Ingredients

  • 3 eggs
  • 2/3 c. pumpkin
  • 1 tsp. baking powder
  • 1 tsp. ginger
  • 1/2 tsp. salt
  • 1 tsp. vanilla
  • 1 c. finely chopped nuts
  • 4 Tbsp. softened oleo or butter
  • 1 c. sugar
  • 3/4 c. flour
  • 2 tsp. cinnamon
  • 1/2 tsp. nutmeg
  • 1 tsp. lemon juice
  • 1/4 tsp. soda
  • 2 (3 oz.) pkg. cream cheese

Method

  • Beat eggs and sugar in mixer bowl on high about 5 minutes.
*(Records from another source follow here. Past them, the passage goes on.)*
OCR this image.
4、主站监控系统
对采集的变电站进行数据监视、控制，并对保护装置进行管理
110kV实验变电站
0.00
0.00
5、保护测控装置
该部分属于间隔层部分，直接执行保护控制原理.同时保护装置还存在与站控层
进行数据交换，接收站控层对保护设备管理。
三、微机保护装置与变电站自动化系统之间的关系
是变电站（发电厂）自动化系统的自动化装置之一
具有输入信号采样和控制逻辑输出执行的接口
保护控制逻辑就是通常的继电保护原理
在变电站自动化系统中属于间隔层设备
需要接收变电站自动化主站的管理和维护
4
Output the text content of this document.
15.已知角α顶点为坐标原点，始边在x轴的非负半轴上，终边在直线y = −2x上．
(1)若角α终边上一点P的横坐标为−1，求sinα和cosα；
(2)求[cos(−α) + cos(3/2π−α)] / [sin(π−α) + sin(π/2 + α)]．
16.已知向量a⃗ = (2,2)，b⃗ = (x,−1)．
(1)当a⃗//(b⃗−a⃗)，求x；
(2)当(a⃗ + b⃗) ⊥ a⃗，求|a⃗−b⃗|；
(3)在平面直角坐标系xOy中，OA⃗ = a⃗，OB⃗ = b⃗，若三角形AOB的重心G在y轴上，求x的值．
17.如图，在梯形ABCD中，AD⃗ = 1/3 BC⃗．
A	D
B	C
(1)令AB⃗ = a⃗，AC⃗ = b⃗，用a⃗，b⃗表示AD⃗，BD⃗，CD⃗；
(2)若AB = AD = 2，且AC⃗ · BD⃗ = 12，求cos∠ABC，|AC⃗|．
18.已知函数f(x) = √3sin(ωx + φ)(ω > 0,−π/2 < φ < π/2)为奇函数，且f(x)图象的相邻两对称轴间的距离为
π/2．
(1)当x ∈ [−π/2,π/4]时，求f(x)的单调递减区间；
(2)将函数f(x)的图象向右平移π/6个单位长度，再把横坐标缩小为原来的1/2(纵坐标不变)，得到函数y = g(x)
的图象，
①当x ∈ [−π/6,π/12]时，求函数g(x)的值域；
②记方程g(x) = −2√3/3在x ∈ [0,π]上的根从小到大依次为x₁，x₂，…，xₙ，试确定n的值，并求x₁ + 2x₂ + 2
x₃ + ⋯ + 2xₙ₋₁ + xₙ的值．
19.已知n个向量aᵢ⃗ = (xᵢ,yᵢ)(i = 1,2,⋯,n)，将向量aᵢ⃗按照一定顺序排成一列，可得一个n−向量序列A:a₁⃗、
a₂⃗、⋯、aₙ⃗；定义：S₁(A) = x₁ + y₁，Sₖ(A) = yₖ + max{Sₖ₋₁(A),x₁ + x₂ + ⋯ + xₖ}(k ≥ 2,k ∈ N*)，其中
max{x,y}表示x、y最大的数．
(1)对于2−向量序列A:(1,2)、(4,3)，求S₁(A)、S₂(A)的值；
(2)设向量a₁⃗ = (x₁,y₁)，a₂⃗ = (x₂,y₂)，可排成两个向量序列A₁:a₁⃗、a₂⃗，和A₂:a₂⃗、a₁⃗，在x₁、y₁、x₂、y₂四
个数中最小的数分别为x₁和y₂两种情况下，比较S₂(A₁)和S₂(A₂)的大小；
Stir in pumpkin and lemon juice.
  • Sift flour, baking powder, salt and spices together.
  • Fold into pumpkin batter.
  • Spread on greased, floured pan or cookie sheet (10 x 15-inch).
  • Sprinkle with nuts.
  • Bake at 375° for 15 minutes.
  • Turn out on cloth (sprinkled well with powdered sugar).
  • Roll cake in towel and cool on rack or fridge.
  • Don't let get cold, will crack!!
  • Unroll cake and spread with filling.
  • Roll cake carefully and store in fridge until firm.